Oh what a night, la, la, la, la, la, la, la, la, la... The thing with sexuality, intimacy, and me (hey that might make a good title) is that once I get there I don't want to stop. I want to stay in that comfortable loving place and I want more and more. It's like being awakened, but the nature of our relationship, with Scott working so much, and needing as much alone time as possible, makes it all too artificial and weird for me, too start and stop, and it really throws me off. Then I have to scale the intimacy mountain again, and it's hard for me. I've never been someone who could just jump into sex without being in love, without feeling close and safe and warm, and it's hard to get there when everything is so well, halting. Maybe not for most people, but for me it is. I tried casual sex a couple of times and it was so cold and creepy, not for me, nope.
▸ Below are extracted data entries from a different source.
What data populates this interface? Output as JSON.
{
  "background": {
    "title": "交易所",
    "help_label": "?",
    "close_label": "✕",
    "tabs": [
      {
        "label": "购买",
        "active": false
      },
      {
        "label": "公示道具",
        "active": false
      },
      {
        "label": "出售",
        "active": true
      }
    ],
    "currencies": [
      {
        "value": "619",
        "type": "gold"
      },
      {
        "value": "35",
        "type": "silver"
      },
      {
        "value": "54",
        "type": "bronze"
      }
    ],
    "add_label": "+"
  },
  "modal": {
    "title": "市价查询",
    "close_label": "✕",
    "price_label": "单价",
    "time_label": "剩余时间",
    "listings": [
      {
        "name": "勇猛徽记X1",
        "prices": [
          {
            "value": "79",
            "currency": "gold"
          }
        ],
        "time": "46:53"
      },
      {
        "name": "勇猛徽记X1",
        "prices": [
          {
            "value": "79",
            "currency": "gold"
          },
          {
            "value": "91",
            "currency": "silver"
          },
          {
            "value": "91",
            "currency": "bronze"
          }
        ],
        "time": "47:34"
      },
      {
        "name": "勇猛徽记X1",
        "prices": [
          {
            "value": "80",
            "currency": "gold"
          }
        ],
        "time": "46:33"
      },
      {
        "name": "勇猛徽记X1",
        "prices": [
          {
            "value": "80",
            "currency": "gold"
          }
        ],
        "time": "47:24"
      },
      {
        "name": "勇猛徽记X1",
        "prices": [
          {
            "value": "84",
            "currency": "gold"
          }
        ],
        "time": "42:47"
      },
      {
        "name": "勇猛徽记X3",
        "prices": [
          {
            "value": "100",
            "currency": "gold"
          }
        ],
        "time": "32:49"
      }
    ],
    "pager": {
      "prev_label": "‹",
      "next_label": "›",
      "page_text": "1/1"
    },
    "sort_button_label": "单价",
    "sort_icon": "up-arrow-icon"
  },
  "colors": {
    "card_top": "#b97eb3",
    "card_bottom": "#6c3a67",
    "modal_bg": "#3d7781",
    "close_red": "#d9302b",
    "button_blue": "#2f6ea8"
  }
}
Weird, weird dreams about sex, marriage, Renee Zelwegger, horses, Palm Springs, a motor home, and sexual identity switching. There were even some aliens who came along and felt sorry for me because I was marrying someone I was going to have to divorce in a few days, so they fixed everything so that we were married, happy, totally hot for each other, and living in an alternate universe with a child. The only thing was that they'd made a mistake and put me in my lover/husband's body and put him in mine. We were confused about who had the cock and who had the vagina.

Too much closeness, well can I ever really have to much closeness, with my beloved Scott Monkey, has given me his throat cold thang, and going off the pill has brought my old pal and companion, Senorita Acne, back. Bleee. Not nice, no, not nice at all.
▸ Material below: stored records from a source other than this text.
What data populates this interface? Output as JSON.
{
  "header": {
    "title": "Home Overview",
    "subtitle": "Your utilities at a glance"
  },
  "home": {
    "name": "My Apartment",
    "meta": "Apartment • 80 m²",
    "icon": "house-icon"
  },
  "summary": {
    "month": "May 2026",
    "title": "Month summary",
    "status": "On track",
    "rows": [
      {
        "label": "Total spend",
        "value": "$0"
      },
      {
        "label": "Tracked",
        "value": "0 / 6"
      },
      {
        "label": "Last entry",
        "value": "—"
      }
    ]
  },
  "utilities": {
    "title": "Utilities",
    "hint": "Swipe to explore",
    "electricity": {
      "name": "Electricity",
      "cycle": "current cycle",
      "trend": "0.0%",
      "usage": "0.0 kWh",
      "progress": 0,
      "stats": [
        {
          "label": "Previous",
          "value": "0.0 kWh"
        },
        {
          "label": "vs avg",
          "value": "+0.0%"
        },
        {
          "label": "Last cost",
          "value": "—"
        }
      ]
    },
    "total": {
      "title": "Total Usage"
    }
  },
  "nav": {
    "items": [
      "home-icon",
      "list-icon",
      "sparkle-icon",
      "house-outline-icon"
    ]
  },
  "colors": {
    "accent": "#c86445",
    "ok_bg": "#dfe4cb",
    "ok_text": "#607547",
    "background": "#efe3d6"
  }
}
I promised Beau and Freddy that I would take them to buy the Playstation version of Dance Dance, and infinite number of the word Dance, Revolution, so I'm sneaking some time here to write to you.
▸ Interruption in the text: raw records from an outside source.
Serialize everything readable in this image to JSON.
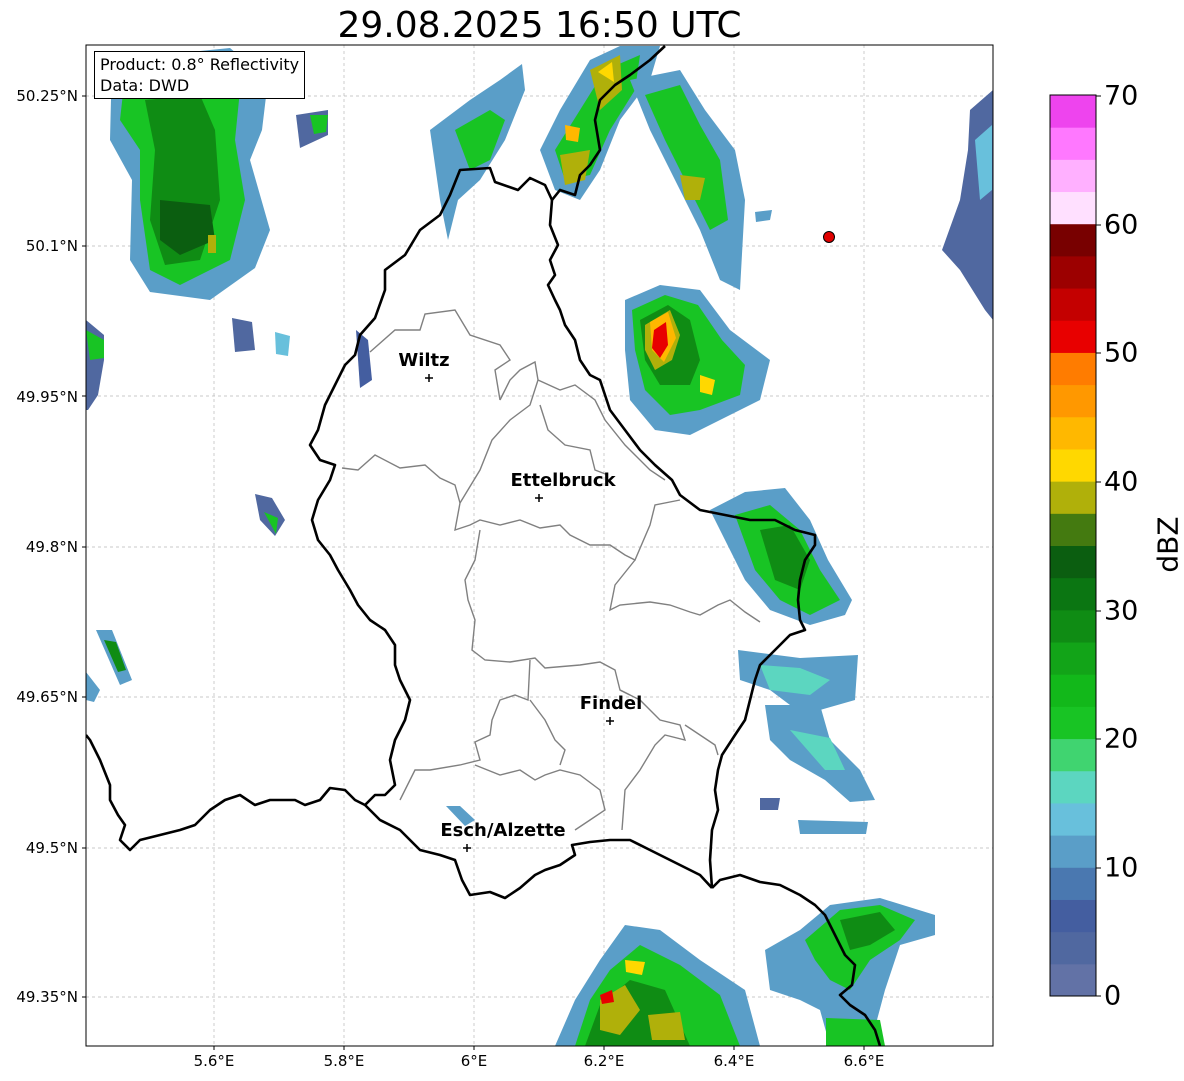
{
  "title": "29.08.2025 16:50 UTC",
  "info_box": {
    "product": "Product: 0.8° Reflectivity",
    "data": "Data: DWD"
  },
  "axes": {
    "lat_ticks": [
      "50.25°N",
      "50.1°N",
      "49.95°N",
      "49.8°N",
      "49.65°N",
      "49.5°N",
      "49.35°N"
    ],
    "lon_ticks": [
      "5.6°E",
      "5.8°E",
      "6°E",
      "6.2°E",
      "6.4°E",
      "6.6°E"
    ]
  },
  "cities": [
    {
      "name": "Wiltz",
      "lon": 5.93,
      "lat": 49.97
    },
    {
      "name": "Ettelbruck",
      "lon": 6.1,
      "lat": 49.85
    },
    {
      "name": "Findel",
      "lon": 6.21,
      "lat": 49.63
    },
    {
      "name": "Esch/Alzette",
      "lon": 5.99,
      "lat": 49.5
    }
  ],
  "radar_marker": {
    "lon": 6.55,
    "lat": 50.11
  },
  "colorbar": {
    "label": "dBZ",
    "ticks": [
      "0",
      "10",
      "20",
      "30",
      "40",
      "50",
      "60",
      "70"
    ],
    "colors": [
      "#6272a6",
      "#5068a0",
      "#445ea0",
      "#4a78b0",
      "#5a9ec8",
      "#68c0dc",
      "#5cd6c0",
      "#40d470",
      "#18c424",
      "#12b81a",
      "#12a418",
      "#0f8c14",
      "#0b7612",
      "#0b5e10",
      "#447a10",
      "#b0b00a",
      "#ffd800",
      "#ffb800",
      "#ff9800",
      "#ff7c00",
      "#e80000",
      "#c40000",
      "#9c0000",
      "#780000",
      "#ffe0ff",
      "#ffb0ff",
      "#ff78ff",
      "#ee44ee"
    ]
  }
}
I'm worried about Myanmar. I mean I know her time is seriously limited but she's gotten so thin and she's meowing. I can't tell if she's just complaining a bit or if she should be put to sleep. Put to sleep, I hate that expression. It's such a hellish torturous decision, from which no outcome seems to be the right one. Wait too long and you've prolonged their suffering so you could hang on to your dear friend for selfish reasons. Do it too early and you're a murderer who snuffed out a precious life because you couldn't handle watching your friend decline. It's a decision that is always horrible and awful to make. I'm opting for the lesser of two evils and waiting until our doctor can come tomorrow. She's still eating, but only because we're giving her appetite stimulants. Fuck fuck fuck.

I really just came to share this pretty enameled and rhinestone hibiscus flower with you, a silly thing I wanted to buy that costs way too much money, so I didn't. I love Jay Strongwater frames and objects, but they are insanely overpriced and it makes me angry. At least I have the picture and can share it with you. This little jewelled flower went for $275.00. I put the picture behind the Live Journal cut tag because I know how much you guys hate it when the screen gets too wide.